An adaptable lawyer can effectively communicate and collaborate with different team members from all walks of life. This is a critical skill needed to build those relationships that we've discussed, but also a critical tool when dispensing difficult messages or, as we like to say, exercising the art of diplomacy in getting your client to ultimately do what you need them to do or get them to do what you want them to do.
Laws and regulations can and do change, as do the requirements, strategy, direction of the business. Of course, proactive in-house lawyers must be ready to respond to these changes promptly and dynamically. That includes modifying these internal tools, processes, training, and the like that we've deployed into the business to meet with those changing landscapes.
Disputes, regulatory breaches, critical business events, etc, all require decisive and prompt action. Question, how prepared are we and our teams to implement our disaster management scenarios? Do we even have disaster management scenarios ready and in the can to be deployed? If we do, how often are we calibrating and rehearsing them? Now, a proactive in-house team will have implemented strategies to deal with X-Factor events and ideally brief the business on what needs to happen and what is expected of them.

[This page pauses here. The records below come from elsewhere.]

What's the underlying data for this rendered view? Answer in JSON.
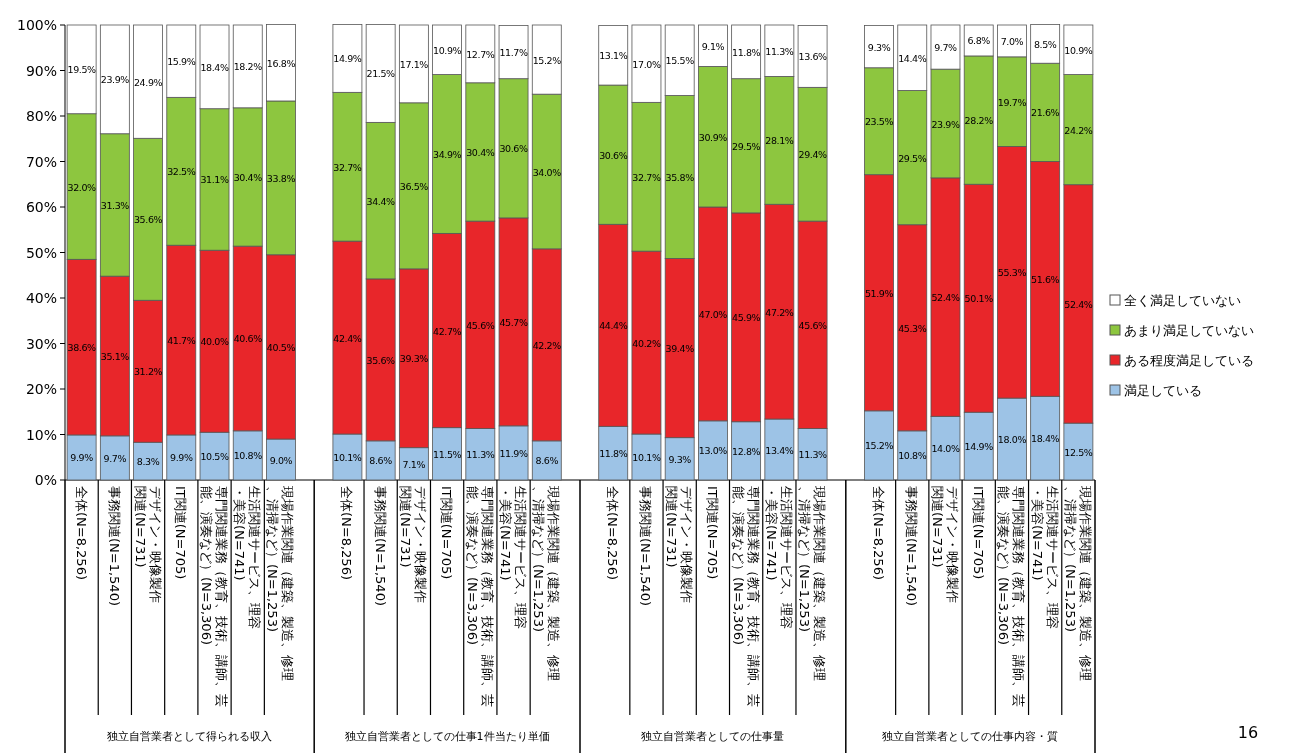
{
  "chart_data": {
    "type": "bar",
    "stacked": true,
    "data_labels": false,
    "legend": "right",
    "grid": false,
    "categories": [
      "全体(N=8,256)",
      "事務関連(N=1,540)",
      "デザイン・映像製作関連(N=731)",
      "IT関連(N=705)",
      "専門関連業務（教育、技術、講師、芸能、演奏など）(N=3,306)",
      "生活関連サービス、理容・美容(N=741)",
      "現場作業関連（建築、製造、修理、清掃など）(N=1,253)",
      null,
      "全体(N=8,256)",
      "事務関連(N=1,540)",
      "デザイン・映像製作関連(N=731)",
      "IT関連(N=705)",
      "専門関連業務（教育、技術、講師、芸能、演奏など）(N=3,306)",
      "生活関連サービス、理容・美容(N=741)",
      "現場作業関連（建築、製造、修理、清掃など）(N=1,253)",
      null,
      "全体(N=8,256)",
      "事務関連(N=1,540)",
      "デザイン・映像製作関連(N=731)",
      "IT関連(N=705)",
      "専門関連業務（教育、技術、講師、芸能、演奏など）(N=3,306)",
      "生活関連サービス、理容・美容(N=741)",
      "現場作業関連（建築、製造、修理、清掃など）(N=1,253)",
      null,
      "全体(N=8,256)",
      "事務関連(N=1,540)",
      "デザイン・映像製作関連(N=731)",
      "IT関連(N=705)",
      "専門関連業務（教育、技術、講師、芸能、演奏など）(N=3,306)",
      "生活関連サービス、理容・美容(N=741)",
      "現場作業関連（建築、製造、修理、清掃など）(N=1,253)"
    ],
    "ylim": [
      0,
      100
    ],
    "yticks": [
      {
        "value": 0,
        "label": "0%"
      },
      {
        "value": 10,
        "label": "10%"
      },
      {
        "value": 20,
        "label": "20%"
      },
      {
        "value": 30,
        "label": "30%"
      },
      {
        "value": 40,
        "label": "40%"
      },
      {
        "value": 50,
        "label": "50%"
      },
      {
        "value": 60,
        "label": "60%"
      },
      {
        "value": 70,
        "label": "70%"
      },
      {
        "value": 80,
        "label": "80%"
      },
      {
        "value": 90,
        "label": "90%"
      },
      {
        "value": 100,
        "label": "100%"
      }
    ],
    "series": [
      {
        "name": "満足している",
        "color": "#9dc3e6",
        "values": [
          9.9,
          9.7,
          8.3,
          9.9,
          10.5,
          10.8,
          9.0,
          null,
          10.1,
          8.6,
          7.1,
          11.5,
          11.3,
          11.9,
          8.6,
          null,
          11.8,
          10.1,
          9.3,
          13.0,
          12.8,
          13.4,
          11.3,
          null,
          15.2,
          10.8,
          14.0,
          14.9,
          18.0,
          18.4,
          12.5
        ],
        "value_labels": [
          "9.9%",
          "9.7%",
          "8.3%",
          "9.9%",
          "10.5%",
          "10.8%",
          "9.0%",
          null,
          "10.1%",
          "8.6%",
          "7.1%",
          "11.5%",
          "11.3%",
          "11.9%",
          "8.6%",
          null,
          "11.8%",
          "10.1%",
          "9.3%",
          "13.0%",
          "12.8%",
          "13.4%",
          "11.3%",
          null,
          "15.2%",
          "10.8%",
          "14.0%",
          "14.9%",
          "18.0%",
          "18.4%",
          "12.5%"
        ]
      },
      {
        "name": "ある程度満足している",
        "color": "#e8262a",
        "values": [
          38.6,
          35.1,
          31.2,
          41.7,
          40.0,
          40.6,
          40.5,
          null,
          42.4,
          35.6,
          39.3,
          42.7,
          45.6,
          45.7,
          42.2,
          null,
          44.4,
          40.2,
          39.4,
          47.0,
          45.9,
          47.2,
          45.6,
          null,
          51.9,
          45.3,
          52.4,
          50.1,
          55.3,
          51.6,
          52.4
        ],
        "value_labels": [
          "38.6%",
          "35.1%",
          "31.2%",
          "41.7%",
          "40.0%",
          "40.6%",
          "40.5%",
          null,
          "42.4%",
          "35.6%",
          "39.3%",
          "42.7%",
          "45.6%",
          "45.7%",
          "42.2%",
          null,
          "44.4%",
          "40.2%",
          "39.4%",
          "47.0%",
          "45.9%",
          "47.2%",
          "45.6%",
          null,
          "51.9%",
          "45.3%",
          "52.4%",
          "50.1%",
          "55.3%",
          "51.6%",
          "52.4%"
        ]
      },
      {
        "name": "あまり満足していない",
        "color": "#8dc63f",
        "values": [
          32.0,
          31.3,
          35.6,
          32.5,
          31.1,
          30.4,
          33.8,
          null,
          32.7,
          34.4,
          36.5,
          34.9,
          30.4,
          30.6,
          34.0,
          null,
          30.6,
          32.7,
          35.8,
          30.9,
          29.5,
          28.1,
          29.4,
          null,
          23.5,
          29.5,
          23.9,
          28.2,
          19.7,
          21.6,
          24.2
        ],
        "value_labels": [
          "32.0%",
          "31.3%",
          "35.6%",
          "32.5%",
          "31.1%",
          "30.4%",
          "33.8%",
          null,
          "32.7%",
          "34.4%",
          "36.5%",
          "34.9%",
          "30.4%",
          "30.6%",
          "34.0%",
          null,
          "30.6%",
          "32.7%",
          "35.8%",
          "30.9%",
          "29.5%",
          "28.1%",
          "29.4%",
          null,
          "23.5%",
          "29.5%",
          "23.9%",
          "28.2%",
          "19.7%",
          "21.6%",
          "24.2%"
        ]
      },
      {
        "name": "全く満足していない",
        "color": "#ffffff",
        "values": [
          19.5,
          23.9,
          24.9,
          15.9,
          18.4,
          18.2,
          16.8,
          null,
          14.9,
          21.5,
          17.1,
          10.9,
          12.7,
          11.7,
          15.2,
          null,
          13.1,
          17.0,
          15.5,
          9.1,
          11.8,
          11.3,
          13.6,
          null,
          9.3,
          14.4,
          9.7,
          6.8,
          7.0,
          8.5,
          10.9
        ],
        "value_labels": [
          "19.5%",
          "23.9%",
          "24.9%",
          "15.9%",
          "18.4%",
          "18.2%",
          "16.8%",
          null,
          "14.9%",
          "21.5%",
          "17.1%",
          "10.9%",
          "12.7%",
          "11.7%",
          "15.2%",
          null,
          "13.1%",
          "17.0%",
          "15.5%",
          "9.1%",
          "11.8%",
          "11.3%",
          "13.6%",
          null,
          "9.3%",
          "14.4%",
          "9.7%",
          "6.8%",
          "7.0%",
          "8.5%",
          "10.9%"
        ]
      }
    ],
    "annotations": [
      "独立自営業者として得られる収入",
      "独立自営業者としての仕事1件当たり単価",
      "独立自営業者としての仕事量",
      "独立自営業者としての仕事内容・質",
      "16"
    ]
  }
}
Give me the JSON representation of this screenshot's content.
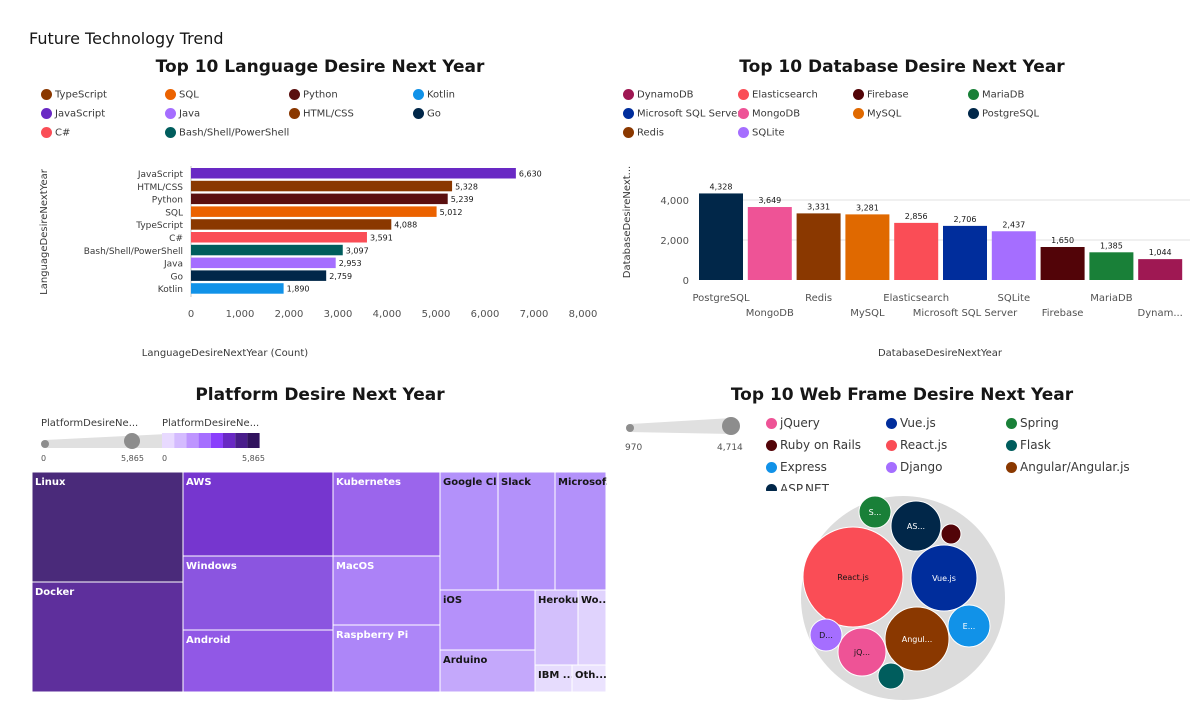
{
  "dashboard_title": "Future Technology Trend",
  "language_chart": {
    "title": "Top 10 Language Desire Next Year",
    "legend": [
      {
        "name": "TypeScript",
        "color": "#8a3800"
      },
      {
        "name": "SQL",
        "color": "#eb6200"
      },
      {
        "name": "Python",
        "color": "#5a0f0f"
      },
      {
        "name": "Kotlin",
        "color": "#1192e8"
      },
      {
        "name": "JavaScript",
        "color": "#6929c4"
      },
      {
        "name": "Java",
        "color": "#a56eff"
      },
      {
        "name": "HTML/CSS",
        "color": "#8a3800"
      },
      {
        "name": "Go",
        "color": "#012749"
      },
      {
        "name": "C#",
        "color": "#fa4d56"
      },
      {
        "name": "Bash/Shell/PowerShell",
        "color": "#005d5d"
      }
    ]
  },
  "database_chart": {
    "title": "Top 10 Database Desire Next Year",
    "legend": [
      {
        "name": "DynamoDB",
        "color": "#9f1853"
      },
      {
        "name": "Elasticsearch",
        "color": "#fa4d56"
      },
      {
        "name": "Firebase",
        "color": "#520408"
      },
      {
        "name": "MariaDB",
        "color": "#198038"
      },
      {
        "name": "Microsoft SQL Server",
        "color": "#002d9c"
      },
      {
        "name": "MongoDB",
        "color": "#ee5396"
      },
      {
        "name": "MySQL",
        "color": "#e06900"
      },
      {
        "name": "PostgreSQL",
        "color": "#012749"
      },
      {
        "name": "Redis",
        "color": "#8a3800"
      },
      {
        "name": "SQLite",
        "color": "#a56eff"
      }
    ]
  },
  "platform_chart": {
    "title": "Platform Desire Next Year",
    "size_legend_label": "PlatformDesireNe...",
    "color_legend_label": "PlatformDesireNe...",
    "range_min": "0",
    "range_max": "5,865"
  },
  "webframe_chart": {
    "title": "Top 10 Web Frame Desire Next Year",
    "size_min": "970",
    "size_max": "4,714",
    "legend": [
      {
        "name": "jQuery",
        "color": "#ee5396"
      },
      {
        "name": "Vue.js",
        "color": "#002d9c"
      },
      {
        "name": "Spring",
        "color": "#198038"
      },
      {
        "name": "Ruby on Rails",
        "color": "#520408"
      },
      {
        "name": "React.js",
        "color": "#fa4d56"
      },
      {
        "name": "Flask",
        "color": "#005d5d"
      },
      {
        "name": "Express",
        "color": "#1192e8"
      },
      {
        "name": "Django",
        "color": "#a56eff"
      },
      {
        "name": "Angular/Angular.js",
        "color": "#8a3800"
      },
      {
        "name": "ASP.NET",
        "color": "#012749"
      }
    ]
  },
  "chart_data": [
    {
      "type": "bar",
      "orientation": "horizontal",
      "title": "Top 10 Language Desire Next Year",
      "ylabel": "LanguageDesireNextYear",
      "xlabel": "LanguageDesireNextYear (Count)",
      "categories": [
        "JavaScript",
        "HTML/CSS",
        "Python",
        "SQL",
        "TypeScript",
        "C#",
        "Bash/Shell/PowerShell",
        "Java",
        "Go",
        "Kotlin"
      ],
      "values": [
        6630,
        5328,
        5239,
        5012,
        4088,
        3591,
        3097,
        2953,
        2759,
        1890
      ],
      "labels": [
        "6,630",
        "5,328",
        "5,239",
        "5,012",
        "4,088",
        "3,591",
        "3,097",
        "2,953",
        "2,759",
        "1,890"
      ],
      "colors": [
        "#6929c4",
        "#8a3800",
        "#5a0f0f",
        "#eb6200",
        "#8a3800",
        "#fa4d56",
        "#005d5d",
        "#a56eff",
        "#012749",
        "#1192e8"
      ],
      "xticks": [
        "0",
        "1,000",
        "2,000",
        "3,000",
        "4,000",
        "5,000",
        "6,000",
        "7,000",
        "8,000"
      ],
      "xlim": [
        0,
        8000
      ]
    },
    {
      "type": "bar",
      "orientation": "vertical",
      "title": "Top 10 Database Desire Next Year",
      "ylabel": "DatabaseDesireNext...",
      "xlabel": "DatabaseDesireNextYear",
      "categories": [
        "PostgreSQL",
        "MongoDB",
        "Redis",
        "MySQL",
        "Elasticsearch",
        "Microsoft SQL Server",
        "SQLite",
        "Firebase",
        "MariaDB",
        "Dynam..."
      ],
      "values": [
        4328,
        3649,
        3331,
        3281,
        2856,
        2706,
        2437,
        1650,
        1385,
        1044
      ],
      "labels": [
        "4,328",
        "3,649",
        "3,331",
        "3,281",
        "2,856",
        "2,706",
        "2,437",
        "1,650",
        "1,385",
        "1,044"
      ],
      "colors": [
        "#012749",
        "#ee5396",
        "#8a3800",
        "#e06900",
        "#fa4d56",
        "#002d9c",
        "#a56eff",
        "#520408",
        "#198038",
        "#9f1853"
      ],
      "yticks": [
        "0",
        "2,000",
        "4,000"
      ],
      "ylim": [
        0,
        5000
      ]
    },
    {
      "type": "treemap",
      "title": "Platform Desire Next Year",
      "items": [
        {
          "name": "Linux",
          "color": "#4a2a7a"
        },
        {
          "name": "Docker",
          "color": "#5e2f9c"
        },
        {
          "name": "AWS",
          "color": "#7636cf"
        },
        {
          "name": "Windows",
          "color": "#8b55e0"
        },
        {
          "name": "Android",
          "color": "#9158e6"
        },
        {
          "name": "Kubernetes",
          "color": "#9b65ec"
        },
        {
          "name": "MacOS",
          "color": "#ac82f7"
        },
        {
          "name": "Raspberry Pi",
          "color": "#ad86f8"
        },
        {
          "name": "Google Cl...",
          "color": "#b391fa"
        },
        {
          "name": "Slack",
          "color": "#b391fa"
        },
        {
          "name": "Microsof...",
          "color": "#b391fa"
        },
        {
          "name": "iOS",
          "color": "#b591fa"
        },
        {
          "name": "Arduino",
          "color": "#c4a8fb"
        },
        {
          "name": "Heroku",
          "color": "#d3c0fc"
        },
        {
          "name": "Wo...",
          "color": "#e0d3fd"
        },
        {
          "name": "IBM ...",
          "color": "#e6dcfd"
        },
        {
          "name": "Oth...",
          "color": "#ebe3fe"
        }
      ]
    },
    {
      "type": "bubble",
      "title": "Top 10 Web Frame Desire Next Year",
      "items": [
        {
          "name": "React.js",
          "label": "React.js",
          "color": "#fa4d56"
        },
        {
          "name": "Vue.js",
          "label": "Vue.js",
          "color": "#002d9c"
        },
        {
          "name": "Angular/Angular.js",
          "label": "Angul...",
          "color": "#8a3800"
        },
        {
          "name": "ASP.NET",
          "label": "AS...",
          "color": "#012749"
        },
        {
          "name": "Express",
          "label": "E...",
          "color": "#1192e8"
        },
        {
          "name": "jQuery",
          "label": "jQ...",
          "color": "#ee5396"
        },
        {
          "name": "Spring",
          "label": "S...",
          "color": "#198038"
        },
        {
          "name": "Django",
          "label": "D...",
          "color": "#a56eff"
        },
        {
          "name": "Flask",
          "label": "",
          "color": "#005d5d"
        },
        {
          "name": "Ruby on Rails",
          "label": "",
          "color": "#520408"
        }
      ]
    }
  ]
}
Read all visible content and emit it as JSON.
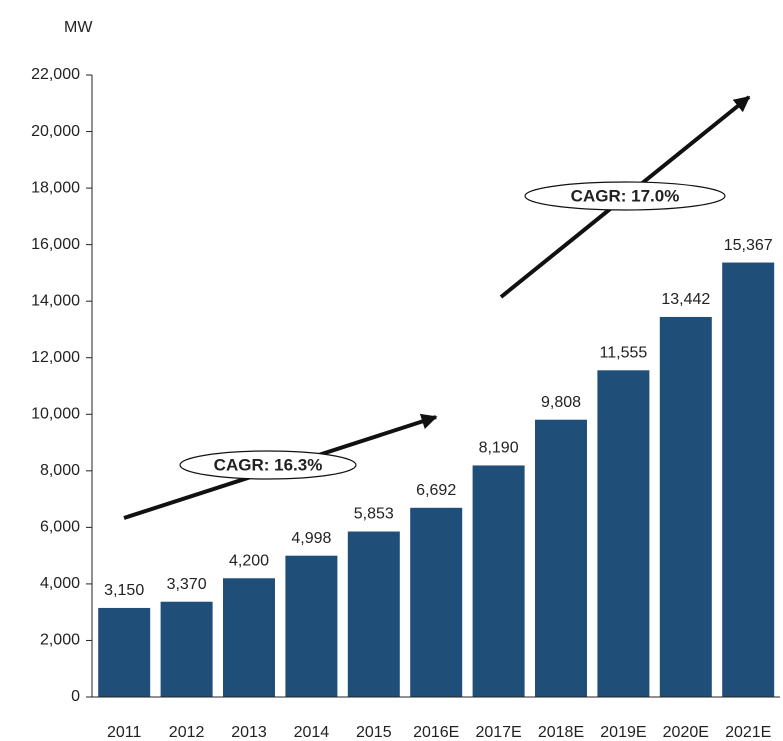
{
  "chart_data": {
    "type": "bar",
    "y_label": "MW",
    "categories": [
      "2011",
      "2012",
      "2013",
      "2014",
      "2015",
      "2016E",
      "2017E",
      "2018E",
      "2019E",
      "2020E",
      "2021E"
    ],
    "values": [
      3150,
      3370,
      4200,
      4998,
      5853,
      6692,
      8190,
      9808,
      11555,
      13442,
      15367
    ],
    "value_labels": [
      "3,150",
      "3,370",
      "4,200",
      "4,998",
      "5,853",
      "6,692",
      "8,190",
      "9,808",
      "11,555",
      "13,442",
      "15,367"
    ],
    "color": "#1f4e79",
    "ylim": [
      0,
      22000
    ],
    "yticks": [
      0,
      {
        "value": 2000,
        "label": "2,000"
      },
      {
        "value": 4000,
        "label": "4,000"
      },
      {
        "value": 6000,
        "label": "6,000"
      },
      {
        "value": 8000,
        "label": "8,000"
      },
      {
        "value": 10000,
        "label": "10,000"
      },
      {
        "value": 12000,
        "label": "12,000"
      },
      {
        "value": 14000,
        "label": "14,000"
      },
      {
        "value": 16000,
        "label": "16,000"
      },
      {
        "value": 18000,
        "label": "18,000"
      },
      {
        "value": 20000,
        "label": "20,000"
      },
      {
        "value": 22000,
        "label": "22,000"
      }
    ],
    "annotations": [
      "CAGR: 16.3%",
      "CAGR: 17.0%"
    ]
  }
}
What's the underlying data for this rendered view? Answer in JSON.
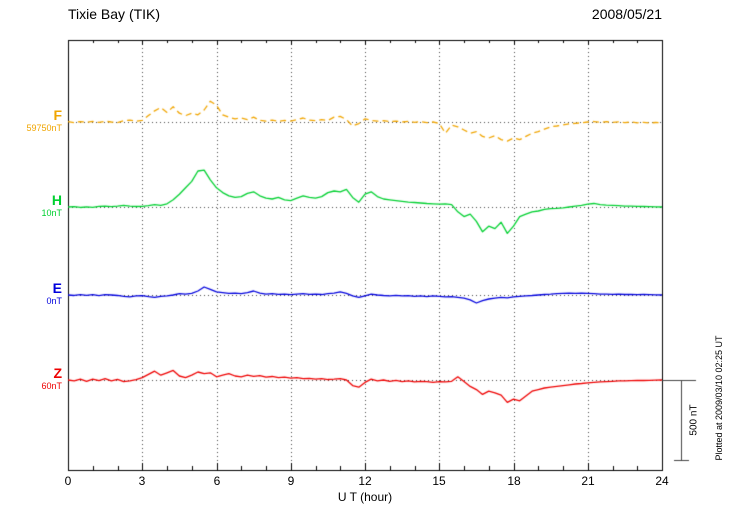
{
  "chart_data": {
    "type": "line",
    "title": "Tixie Bay (TIK)",
    "date": "2008/05/21",
    "xlabel": "U T (hour)",
    "x_min": 0,
    "x_max": 24,
    "x_tick_interval": 3,
    "x_minor_tick_interval": 1,
    "x_ticks": [
      "0",
      "3",
      "6",
      "9",
      "12",
      "15",
      "18",
      "21",
      "24"
    ],
    "sample_interval_hours": 0.25,
    "unit": "nT",
    "grid": "dotted vertical lines every 3 hours, dotted horizontal baseline per trace",
    "scale_bar": {
      "label": "500 nT",
      "value_nT": 500
    },
    "plotted_note": "Plotted at 2009/03/10 02:25 UT",
    "series": [
      {
        "name": "F",
        "baseline_label": "59750nT",
        "baseline_value_nT": 59750,
        "color": "#f0a500",
        "dashed": true,
        "values": [
          2,
          -4,
          3,
          -2,
          4,
          -3,
          5,
          0,
          -4,
          8,
          12,
          4,
          10,
          40,
          70,
          90,
          60,
          95,
          55,
          40,
          55,
          45,
          75,
          130,
          105,
          45,
          30,
          20,
          25,
          15,
          30,
          10,
          5,
          12,
          4,
          10,
          6,
          14,
          25,
          12,
          8,
          15,
          10,
          30,
          35,
          15,
          -25,
          -10,
          20,
          10,
          5,
          8,
          2,
          6,
          0,
          4,
          -2,
          3,
          -4,
          0,
          -10,
          -70,
          -20,
          -30,
          -50,
          -70,
          -60,
          -90,
          -100,
          -85,
          -110,
          -120,
          -100,
          -110,
          -90,
          -70,
          -60,
          -45,
          -30,
          -25,
          -18,
          -12,
          -8,
          -5,
          0,
          3,
          -2,
          2,
          -3,
          1,
          -4,
          0,
          -5,
          -2,
          -6,
          -3,
          -4
        ]
      },
      {
        "name": "H",
        "baseline_label": "10nT",
        "baseline_value_nT": 10,
        "color": "#00d030",
        "dashed": false,
        "values": [
          0,
          2,
          -3,
          1,
          -2,
          4,
          6,
          2,
          5,
          10,
          6,
          3,
          4,
          8,
          15,
          10,
          20,
          45,
          80,
          120,
          160,
          225,
          230,
          170,
          120,
          90,
          70,
          60,
          65,
          85,
          95,
          70,
          55,
          50,
          60,
          45,
          40,
          55,
          70,
          60,
          55,
          65,
          90,
          100,
          95,
          110,
          60,
          30,
          80,
          95,
          65,
          50,
          45,
          40,
          35,
          30,
          28,
          25,
          22,
          20,
          18,
          20,
          15,
          -30,
          -60,
          -45,
          -90,
          -155,
          -120,
          -135,
          -95,
          -165,
          -120,
          -60,
          -45,
          -30,
          -25,
          -15,
          -10,
          -8,
          -5,
          0,
          5,
          10,
          18,
          22,
          15,
          12,
          10,
          8,
          6,
          5,
          4,
          3,
          2,
          1,
          0
        ]
      },
      {
        "name": "E",
        "baseline_label": "0nT",
        "baseline_value_nT": 0,
        "color": "#0000dd",
        "dashed": false,
        "values": [
          0,
          -3,
          2,
          -2,
          3,
          -4,
          2,
          0,
          -3,
          -8,
          -12,
          -6,
          -4,
          -10,
          -15,
          -8,
          -5,
          0,
          8,
          5,
          10,
          25,
          50,
          35,
          20,
          15,
          10,
          12,
          8,
          15,
          25,
          12,
          5,
          8,
          4,
          6,
          2,
          5,
          8,
          4,
          6,
          3,
          8,
          12,
          20,
          10,
          -5,
          -15,
          -5,
          5,
          0,
          -3,
          -5,
          -2,
          -6,
          -4,
          -8,
          -5,
          -10,
          -6,
          -8,
          -12,
          -10,
          -15,
          -20,
          -30,
          -50,
          -35,
          -25,
          -20,
          -15,
          -18,
          -12,
          -8,
          -5,
          -3,
          0,
          3,
          5,
          8,
          10,
          12,
          10,
          12,
          10,
          8,
          6,
          5,
          4,
          5,
          3,
          4,
          2,
          3,
          2,
          1,
          0
        ]
      },
      {
        "name": "Z",
        "baseline_label": "60nT",
        "baseline_value_nT": 60,
        "color": "#ee0000",
        "dashed": false,
        "values": [
          0,
          -5,
          5,
          -8,
          6,
          -4,
          8,
          -6,
          4,
          -10,
          -5,
          3,
          15,
          35,
          55,
          30,
          45,
          60,
          25,
          15,
          30,
          50,
          40,
          45,
          20,
          30,
          40,
          25,
          20,
          30,
          22,
          28,
          18,
          22,
          15,
          18,
          12,
          15,
          8,
          10,
          5,
          8,
          3,
          5,
          8,
          0,
          -35,
          -45,
          -15,
          5,
          -5,
          0,
          -8,
          -3,
          -10,
          -5,
          -12,
          -8,
          -10,
          -15,
          -10,
          -12,
          -8,
          20,
          -10,
          -40,
          -60,
          -90,
          -70,
          -80,
          -95,
          -140,
          -120,
          -130,
          -100,
          -70,
          -60,
          -50,
          -45,
          -40,
          -35,
          -30,
          -25,
          -22,
          -18,
          -15,
          -12,
          -10,
          -8,
          -6,
          -5,
          -4,
          -3,
          -3,
          -2,
          -1,
          0
        ]
      }
    ]
  }
}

Adaptability fosters the mindset open to innovation. How ready are we as individuals, but also collectively as an in-house team, to embrace new technologies and legal practices, to proactively enhance and develop our own performance and efficiency, and deliver meaningful and demonstrable value back into the businesses we support. You will have heard us at GLS say that we recommend that we should be spending no less than 10-15% of our time as in-house lawyers looking to innovate and transform that which we're doing to deliver greater performance as outcomes to our businesses.
Consider how much time you and your team are currently spending working on transformation initiatives. If the answer is not much, consider whether that represents you being as proactive as you can be or whether you're simply being reactive when it comes to planning for future readiness.
Conclusion
This wraps up our 10 golden rules for proactive advisory. Don’t forget, each of you will need to translate the themes and principles discussed in this session back into your specific ecosystems. While these strategies may not come as a force of revelation, neither are they an exhaustive guide, but we think it’s always good to revisit and check in on these subjects and offer refreshers as each of us seeks to continually, professionally develop.